What should a pre-seed startup spend on marketing, and what to skip?

Most pre-seed founders are dealing with the same tension. There is a product in progress, a limited runway, and a growing sense that something should be happening with marketing. The question is what, exactly, and how much of the budget it should consume.
The honest answer is that most of what gets called marketing at pre-seed is not marketing. It is founder activity. And that distinction matters a great deal for how you spend money.
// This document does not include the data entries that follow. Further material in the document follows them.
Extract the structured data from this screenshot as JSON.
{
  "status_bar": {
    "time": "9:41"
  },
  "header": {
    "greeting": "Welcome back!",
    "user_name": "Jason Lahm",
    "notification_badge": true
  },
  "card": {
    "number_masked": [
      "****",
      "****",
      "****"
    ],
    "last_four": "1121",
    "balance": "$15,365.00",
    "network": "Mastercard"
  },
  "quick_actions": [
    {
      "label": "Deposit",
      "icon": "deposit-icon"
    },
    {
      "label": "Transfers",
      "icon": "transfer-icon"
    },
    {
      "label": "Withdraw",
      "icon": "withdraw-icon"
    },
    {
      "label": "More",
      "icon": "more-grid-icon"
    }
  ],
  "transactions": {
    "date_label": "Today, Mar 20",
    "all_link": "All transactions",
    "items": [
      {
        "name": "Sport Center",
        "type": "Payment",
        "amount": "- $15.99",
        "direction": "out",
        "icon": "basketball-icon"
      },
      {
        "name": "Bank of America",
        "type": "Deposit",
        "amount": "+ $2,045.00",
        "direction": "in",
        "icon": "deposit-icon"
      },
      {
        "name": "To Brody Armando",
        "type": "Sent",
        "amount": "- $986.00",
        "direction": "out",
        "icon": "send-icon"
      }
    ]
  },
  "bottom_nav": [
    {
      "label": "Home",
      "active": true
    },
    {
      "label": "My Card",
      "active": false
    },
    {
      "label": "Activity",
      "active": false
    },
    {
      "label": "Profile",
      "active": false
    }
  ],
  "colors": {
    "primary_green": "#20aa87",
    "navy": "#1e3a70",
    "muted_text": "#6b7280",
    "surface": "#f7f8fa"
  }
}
What pre-seed marketing is actually for

At pre-seed, the primary goal of any marketing-adjacent activity is learning, not growth. You are trying to understand who your customer really is, what language they use to describe the problem you solve, which messages make them pay attention, and which channels they actually use. That understanding is the foundation everything else will be built on later.
Spending money to acquire customers you do not yet understand is one of the most reliable ways to burn pre-seed capital without learning anything useful. The customers you acquire cheaply through guesswork are rarely the ones who stick around or tell others.
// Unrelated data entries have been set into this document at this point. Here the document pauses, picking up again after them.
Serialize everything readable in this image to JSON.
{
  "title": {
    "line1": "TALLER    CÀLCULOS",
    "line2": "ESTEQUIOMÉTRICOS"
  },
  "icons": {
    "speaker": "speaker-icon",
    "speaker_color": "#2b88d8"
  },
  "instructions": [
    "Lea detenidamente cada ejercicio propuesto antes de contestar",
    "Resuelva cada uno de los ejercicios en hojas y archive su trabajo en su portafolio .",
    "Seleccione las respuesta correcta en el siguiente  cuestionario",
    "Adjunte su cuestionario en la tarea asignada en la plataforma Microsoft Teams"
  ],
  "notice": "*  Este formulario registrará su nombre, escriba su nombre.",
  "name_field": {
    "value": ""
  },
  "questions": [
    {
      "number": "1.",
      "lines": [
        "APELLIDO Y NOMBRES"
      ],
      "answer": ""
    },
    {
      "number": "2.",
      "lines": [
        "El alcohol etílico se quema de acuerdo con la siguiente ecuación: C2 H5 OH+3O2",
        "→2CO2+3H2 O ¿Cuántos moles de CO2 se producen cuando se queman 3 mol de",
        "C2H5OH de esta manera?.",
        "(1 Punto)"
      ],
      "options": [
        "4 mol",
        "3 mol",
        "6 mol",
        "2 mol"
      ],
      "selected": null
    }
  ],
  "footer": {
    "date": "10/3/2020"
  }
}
What is worth spending on at this stage

Customer research is the highest-return activity at pre-seed and costs almost nothing. A founder who speaks to twenty potential customers in depth will learn more about positioning and messaging than one who runs three months of paid social. Those conversations also tend to surface the specific language customers use to describe their own problem, which is exactly the language that converts in copy.
A simple, fast-loading website that clearly explains what the product does and for whom is worth the investment. Not a brand identity system, not a custom illustration style, not a content strategy. Just a page that does not confuse or lose the people you send to it.
One channel, tested carefully. Not four channels run simultaneously on small budgets. The pre-seed stage is for finding out whether a channel works for your specific product and audience, not for proving you can operate multiple channels at once. Pick the one that seems most likely given what you know about your customer, run a real test, and read the result honestly.

What to skip entirely

Brand campaigns at pre-seed are almost always the wrong use of money. Brand building requires consistent spend over time to generate returns, and pre-seed companies rarely have either the budget or the message stability to make it work. The brand will change as the product evolves and the customer understanding deepens. Spending on brand before that stability exists is spending on something you will likely rebuild.
PR and press coverage feel significant and are rarely impactful at this stage. A feature in a relevant publication is useful if it puts you in front of potential customers or investors. Coverage for its own sake rarely moves a number that matters, and the time cost of pursuing it is high.
Agencies. A full-service agency engagement at pre-seed is almost always premature. There is not enough strategic clarity, not enough data, and not enough budget for an agency to do meaningful work. The exception is a very specific, contained piece of work, such as a single research project or a defined channel test, with a clear output and a clear end date.

The one thing that changes the calculation

If you are raising at pre-seed and investors will be looking at your traction, that changes what marketing needs to do. In that context, demonstrating that you can acquire customers at a reasonable cost, with some evidence of retention, is more valuable than any amount of brand or content work. The goal becomes showing investors a legible acquisition story, even a simple one.
Spend on learning, not on scaling. Talk to customers, test one channel, build a website that does not confuse people. Save the rest for when you know what works.